東海のホームゲームで相手が有利だと意識して入ったんですけど、ちょっと入りがだめでそれを最後まで引きずっちゃったかなって思います。(課題は)僕個人としては、良いところでスリーポイントを決められなかったということで、明日は特にフォロースルーを意識して絶対スリーポイントを決めて勝ちたいと思います。(満原選手や遥選手とマッチアップしてみて)そうですね…二人とも大学でもトップの選手なので、とても大きな経験になりました。(明日に向けて)さっきも言ったように3P、それとリバウンドを意識して頑張って、アウェーで勝利するっていうのはほんとに大きな意味があると思うので、絶対勝ちたいと思います。

蛯名

今日の試合は勝ち切れなかったことがとても悔しいです。今のチーム状態で自分の役割がはっきり見えなくて、ちょっと迷っています。

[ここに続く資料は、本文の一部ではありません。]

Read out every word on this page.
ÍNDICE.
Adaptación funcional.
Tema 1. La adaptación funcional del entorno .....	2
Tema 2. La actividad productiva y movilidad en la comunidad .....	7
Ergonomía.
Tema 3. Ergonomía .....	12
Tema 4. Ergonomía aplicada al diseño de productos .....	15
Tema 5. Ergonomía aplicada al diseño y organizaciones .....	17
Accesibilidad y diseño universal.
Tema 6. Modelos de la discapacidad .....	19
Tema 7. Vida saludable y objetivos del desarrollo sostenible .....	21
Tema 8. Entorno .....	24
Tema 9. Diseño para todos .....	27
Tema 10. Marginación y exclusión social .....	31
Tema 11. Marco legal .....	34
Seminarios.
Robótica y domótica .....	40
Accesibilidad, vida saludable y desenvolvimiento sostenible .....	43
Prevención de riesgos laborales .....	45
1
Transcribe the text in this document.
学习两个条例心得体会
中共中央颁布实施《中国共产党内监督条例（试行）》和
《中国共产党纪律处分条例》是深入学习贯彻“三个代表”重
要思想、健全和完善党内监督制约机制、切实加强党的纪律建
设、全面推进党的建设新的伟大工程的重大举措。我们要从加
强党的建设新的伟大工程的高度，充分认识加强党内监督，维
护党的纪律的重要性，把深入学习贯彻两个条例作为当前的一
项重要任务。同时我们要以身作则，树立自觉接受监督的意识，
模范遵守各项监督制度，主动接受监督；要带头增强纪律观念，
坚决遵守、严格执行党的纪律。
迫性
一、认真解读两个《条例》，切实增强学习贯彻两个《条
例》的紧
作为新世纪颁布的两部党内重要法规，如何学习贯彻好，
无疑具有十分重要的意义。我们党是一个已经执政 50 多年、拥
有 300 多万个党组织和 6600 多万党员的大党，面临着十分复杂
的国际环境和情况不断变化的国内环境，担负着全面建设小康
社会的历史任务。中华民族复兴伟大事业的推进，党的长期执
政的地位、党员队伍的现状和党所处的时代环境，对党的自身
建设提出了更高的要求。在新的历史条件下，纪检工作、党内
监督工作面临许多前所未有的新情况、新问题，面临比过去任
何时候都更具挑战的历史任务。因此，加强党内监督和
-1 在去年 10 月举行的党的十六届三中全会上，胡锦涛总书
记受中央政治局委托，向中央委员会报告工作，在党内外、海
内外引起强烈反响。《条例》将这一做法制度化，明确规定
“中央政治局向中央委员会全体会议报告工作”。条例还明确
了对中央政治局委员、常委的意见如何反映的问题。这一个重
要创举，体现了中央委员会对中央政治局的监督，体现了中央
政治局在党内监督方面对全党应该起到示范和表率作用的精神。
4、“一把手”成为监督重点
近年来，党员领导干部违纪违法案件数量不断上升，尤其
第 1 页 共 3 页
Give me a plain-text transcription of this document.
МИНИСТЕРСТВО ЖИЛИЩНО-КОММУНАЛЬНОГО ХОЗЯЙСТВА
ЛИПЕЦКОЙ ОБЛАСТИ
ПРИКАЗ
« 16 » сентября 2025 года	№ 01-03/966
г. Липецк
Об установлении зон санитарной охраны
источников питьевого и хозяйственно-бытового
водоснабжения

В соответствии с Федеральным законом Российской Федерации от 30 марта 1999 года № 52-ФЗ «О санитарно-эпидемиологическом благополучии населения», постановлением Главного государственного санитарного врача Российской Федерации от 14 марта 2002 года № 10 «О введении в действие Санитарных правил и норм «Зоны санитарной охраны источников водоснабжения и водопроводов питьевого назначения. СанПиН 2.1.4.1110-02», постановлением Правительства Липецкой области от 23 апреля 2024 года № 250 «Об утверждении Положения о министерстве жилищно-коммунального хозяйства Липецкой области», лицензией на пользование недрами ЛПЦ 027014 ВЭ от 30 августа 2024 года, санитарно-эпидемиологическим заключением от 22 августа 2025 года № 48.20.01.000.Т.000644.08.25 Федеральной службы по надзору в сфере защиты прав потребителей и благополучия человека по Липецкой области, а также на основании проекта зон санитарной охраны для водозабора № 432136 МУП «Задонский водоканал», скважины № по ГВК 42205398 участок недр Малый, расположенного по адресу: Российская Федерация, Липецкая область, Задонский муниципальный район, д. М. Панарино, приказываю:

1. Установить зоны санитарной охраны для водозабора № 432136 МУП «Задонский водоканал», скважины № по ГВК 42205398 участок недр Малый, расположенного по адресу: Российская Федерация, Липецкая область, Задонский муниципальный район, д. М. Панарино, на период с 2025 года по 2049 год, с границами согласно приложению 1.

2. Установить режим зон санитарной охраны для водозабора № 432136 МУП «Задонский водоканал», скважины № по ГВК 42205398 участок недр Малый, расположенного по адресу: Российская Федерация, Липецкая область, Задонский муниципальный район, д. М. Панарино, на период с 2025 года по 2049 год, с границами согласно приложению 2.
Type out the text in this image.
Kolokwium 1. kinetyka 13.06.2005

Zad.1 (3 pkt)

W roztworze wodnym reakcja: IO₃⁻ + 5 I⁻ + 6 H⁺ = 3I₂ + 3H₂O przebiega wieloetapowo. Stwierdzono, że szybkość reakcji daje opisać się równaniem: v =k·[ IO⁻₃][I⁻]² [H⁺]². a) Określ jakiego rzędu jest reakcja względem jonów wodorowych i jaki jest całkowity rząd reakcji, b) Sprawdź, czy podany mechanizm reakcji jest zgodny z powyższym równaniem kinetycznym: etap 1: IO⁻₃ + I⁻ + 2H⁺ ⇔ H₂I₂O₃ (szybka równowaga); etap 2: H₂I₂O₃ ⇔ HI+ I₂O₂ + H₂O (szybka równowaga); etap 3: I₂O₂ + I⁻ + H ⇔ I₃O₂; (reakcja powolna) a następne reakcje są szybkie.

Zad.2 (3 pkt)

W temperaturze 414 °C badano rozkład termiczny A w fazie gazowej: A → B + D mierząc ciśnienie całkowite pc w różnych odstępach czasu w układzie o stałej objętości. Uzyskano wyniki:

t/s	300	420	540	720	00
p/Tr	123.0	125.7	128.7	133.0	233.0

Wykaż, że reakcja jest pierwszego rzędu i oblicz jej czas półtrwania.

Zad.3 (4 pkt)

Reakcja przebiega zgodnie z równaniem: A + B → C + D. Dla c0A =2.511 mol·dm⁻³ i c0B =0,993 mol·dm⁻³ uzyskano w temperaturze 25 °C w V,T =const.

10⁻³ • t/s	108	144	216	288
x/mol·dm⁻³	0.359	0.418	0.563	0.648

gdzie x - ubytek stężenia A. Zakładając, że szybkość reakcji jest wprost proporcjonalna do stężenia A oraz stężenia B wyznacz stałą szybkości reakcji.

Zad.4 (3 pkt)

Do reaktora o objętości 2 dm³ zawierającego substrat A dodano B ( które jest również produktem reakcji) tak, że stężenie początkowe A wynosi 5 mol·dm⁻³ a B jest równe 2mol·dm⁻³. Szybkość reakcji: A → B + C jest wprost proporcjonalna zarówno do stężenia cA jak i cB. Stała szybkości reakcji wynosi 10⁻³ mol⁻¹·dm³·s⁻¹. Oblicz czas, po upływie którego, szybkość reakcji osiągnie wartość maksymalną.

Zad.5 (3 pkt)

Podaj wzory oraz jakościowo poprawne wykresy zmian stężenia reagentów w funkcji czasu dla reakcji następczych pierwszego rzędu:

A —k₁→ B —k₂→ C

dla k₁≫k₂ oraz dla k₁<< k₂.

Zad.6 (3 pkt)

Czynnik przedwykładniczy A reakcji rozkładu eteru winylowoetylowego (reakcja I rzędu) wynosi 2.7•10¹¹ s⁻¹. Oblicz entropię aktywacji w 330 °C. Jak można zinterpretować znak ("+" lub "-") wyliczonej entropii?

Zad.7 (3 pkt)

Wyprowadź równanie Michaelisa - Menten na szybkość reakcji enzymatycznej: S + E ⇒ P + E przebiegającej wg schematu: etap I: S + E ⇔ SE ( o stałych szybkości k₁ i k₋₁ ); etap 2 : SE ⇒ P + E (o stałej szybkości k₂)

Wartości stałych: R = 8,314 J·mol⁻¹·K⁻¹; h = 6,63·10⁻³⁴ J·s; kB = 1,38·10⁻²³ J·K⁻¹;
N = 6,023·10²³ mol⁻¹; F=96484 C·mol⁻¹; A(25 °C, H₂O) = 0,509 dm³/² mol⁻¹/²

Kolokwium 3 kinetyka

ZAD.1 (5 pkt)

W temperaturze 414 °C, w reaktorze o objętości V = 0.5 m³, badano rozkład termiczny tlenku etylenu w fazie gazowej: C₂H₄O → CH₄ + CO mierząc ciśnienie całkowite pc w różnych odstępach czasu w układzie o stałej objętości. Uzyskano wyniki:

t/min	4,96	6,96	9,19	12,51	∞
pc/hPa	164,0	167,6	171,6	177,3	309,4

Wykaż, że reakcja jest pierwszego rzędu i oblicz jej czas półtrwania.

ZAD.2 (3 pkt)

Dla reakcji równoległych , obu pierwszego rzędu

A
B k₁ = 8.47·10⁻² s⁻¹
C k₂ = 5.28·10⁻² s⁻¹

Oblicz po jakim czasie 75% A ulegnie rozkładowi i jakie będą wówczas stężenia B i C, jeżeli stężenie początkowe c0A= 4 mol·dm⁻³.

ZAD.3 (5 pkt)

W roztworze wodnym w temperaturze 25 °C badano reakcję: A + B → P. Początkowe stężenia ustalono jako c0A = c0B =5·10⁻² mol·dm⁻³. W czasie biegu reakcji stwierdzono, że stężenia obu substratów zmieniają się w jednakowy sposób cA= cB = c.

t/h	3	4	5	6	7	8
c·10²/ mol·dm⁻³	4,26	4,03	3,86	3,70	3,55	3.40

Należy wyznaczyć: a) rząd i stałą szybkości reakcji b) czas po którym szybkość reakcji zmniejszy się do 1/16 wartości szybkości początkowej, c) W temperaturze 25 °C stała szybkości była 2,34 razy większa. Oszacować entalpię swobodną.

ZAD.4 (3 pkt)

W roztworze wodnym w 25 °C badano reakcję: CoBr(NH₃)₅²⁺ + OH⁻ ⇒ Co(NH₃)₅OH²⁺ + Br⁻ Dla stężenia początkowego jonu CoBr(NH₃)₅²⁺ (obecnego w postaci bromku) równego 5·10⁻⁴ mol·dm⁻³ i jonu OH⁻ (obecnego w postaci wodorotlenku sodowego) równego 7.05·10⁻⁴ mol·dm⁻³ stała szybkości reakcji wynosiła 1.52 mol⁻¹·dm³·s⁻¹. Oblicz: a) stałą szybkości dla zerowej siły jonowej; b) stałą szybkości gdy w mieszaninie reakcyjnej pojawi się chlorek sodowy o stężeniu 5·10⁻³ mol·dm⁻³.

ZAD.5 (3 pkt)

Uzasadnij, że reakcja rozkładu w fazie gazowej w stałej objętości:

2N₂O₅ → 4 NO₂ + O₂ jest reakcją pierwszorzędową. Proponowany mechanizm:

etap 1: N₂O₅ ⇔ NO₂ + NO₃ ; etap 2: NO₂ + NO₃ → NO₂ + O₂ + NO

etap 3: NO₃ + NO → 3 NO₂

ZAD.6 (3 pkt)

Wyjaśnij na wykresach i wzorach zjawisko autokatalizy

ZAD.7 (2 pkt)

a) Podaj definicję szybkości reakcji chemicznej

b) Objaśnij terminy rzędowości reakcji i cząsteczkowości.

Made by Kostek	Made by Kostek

試合に出ても、点も取れないし、何も出来ていないので明日はちゃんと攻めていきたいと思います。(多嶋選手とのマッチアップはどうでしたか)マッチアップはあんまり意識する必要がないくらい普通にディフェンスもつけたし、抜きかけることもできたので、ちょっと自信になったというのが正直な感想です。(明日に向けて)明日はなんとか自分らしさを出して、勝利に貢献できるように頑張りたいと思います。